Objectives
We investigated the hemodynamic durability of the transcatheter aortic valves (TAVs) using the updated Valve Academic Research Consortium‐2 (VARC‐2) criteria.
Background
The updated VARC‐2 consensus criteria combine flow‐dependent and flow‐independent echocardiographic parameters for hemodynamic assessment of TAVR. Data on the hemodynamic durability of TAV and clinical risk factors associated with valve hemodynamic deterioration (VHD) are lacking.
Methods
All patients (n = 276) who received TAV between 2006 and 2012 and had ≥2 follow‐up echocardiograms were studied.
Results
During a median follow up period of 3.3 (1.8‐4.4) years, 8 patients (3%) developed moderate to severe valve stenosis per the VARC‐2 criteria, while 20 had mild stenosis.
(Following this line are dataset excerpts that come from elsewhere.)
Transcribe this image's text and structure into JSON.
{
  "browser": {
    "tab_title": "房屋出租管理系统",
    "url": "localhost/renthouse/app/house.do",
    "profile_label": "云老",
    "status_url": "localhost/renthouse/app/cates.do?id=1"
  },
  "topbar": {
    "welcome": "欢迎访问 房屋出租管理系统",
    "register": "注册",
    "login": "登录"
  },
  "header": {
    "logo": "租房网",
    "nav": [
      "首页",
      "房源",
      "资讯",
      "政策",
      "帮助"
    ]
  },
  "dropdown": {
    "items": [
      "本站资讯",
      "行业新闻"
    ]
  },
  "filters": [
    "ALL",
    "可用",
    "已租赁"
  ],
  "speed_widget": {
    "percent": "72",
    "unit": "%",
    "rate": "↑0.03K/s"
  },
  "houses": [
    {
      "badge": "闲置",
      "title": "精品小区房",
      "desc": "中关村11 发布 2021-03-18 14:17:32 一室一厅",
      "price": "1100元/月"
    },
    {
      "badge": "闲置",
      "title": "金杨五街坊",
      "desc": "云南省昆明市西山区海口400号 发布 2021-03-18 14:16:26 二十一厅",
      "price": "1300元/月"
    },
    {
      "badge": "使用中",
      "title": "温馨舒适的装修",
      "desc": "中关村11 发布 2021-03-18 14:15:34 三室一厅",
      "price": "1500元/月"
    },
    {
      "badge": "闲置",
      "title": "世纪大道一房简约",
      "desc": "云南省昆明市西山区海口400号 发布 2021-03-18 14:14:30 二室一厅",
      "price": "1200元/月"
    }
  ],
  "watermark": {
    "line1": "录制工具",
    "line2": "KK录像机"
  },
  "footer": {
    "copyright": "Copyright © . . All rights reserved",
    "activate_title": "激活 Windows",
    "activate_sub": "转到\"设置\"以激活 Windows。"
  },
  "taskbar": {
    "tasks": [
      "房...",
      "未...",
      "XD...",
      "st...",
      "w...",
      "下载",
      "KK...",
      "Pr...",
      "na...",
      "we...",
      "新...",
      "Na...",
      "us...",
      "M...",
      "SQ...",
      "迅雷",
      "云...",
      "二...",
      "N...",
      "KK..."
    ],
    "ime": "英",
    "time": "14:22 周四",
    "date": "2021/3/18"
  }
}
In a Cox proportional hazards model analysis, moderate to severe stenosis by VARC‐2 criteria was associated with younger age (P = 0.03, HR 0.94), absence of dual antiplatelet therapy (DAPT) (P = 0.026, HR 0.18), and lower baseline left ventricular ejection fraction (LVEF) (P = 0.006, HR 0.94). Longitudinal analysis using a mixed effect model showed that presence of stenosis by VARC‐2 criteria was associated with an increase in aortic valve mean gradient (P < 0.001, +2.34 mmHg per year). In a subset of 93 patients with analyzable fluoroscopic images, deeper valve implantation was associated with increase in mean gradient (P = 0.004, +0.2 mmHg per year per 1 mm increase in implantation depth).
Conclusion
Despite good hemodynamic durability of TAV, patients with younger age, lower LVEF and those not on DAPT after undergoing a TAV replacement, are at a higher risk for development of VHD.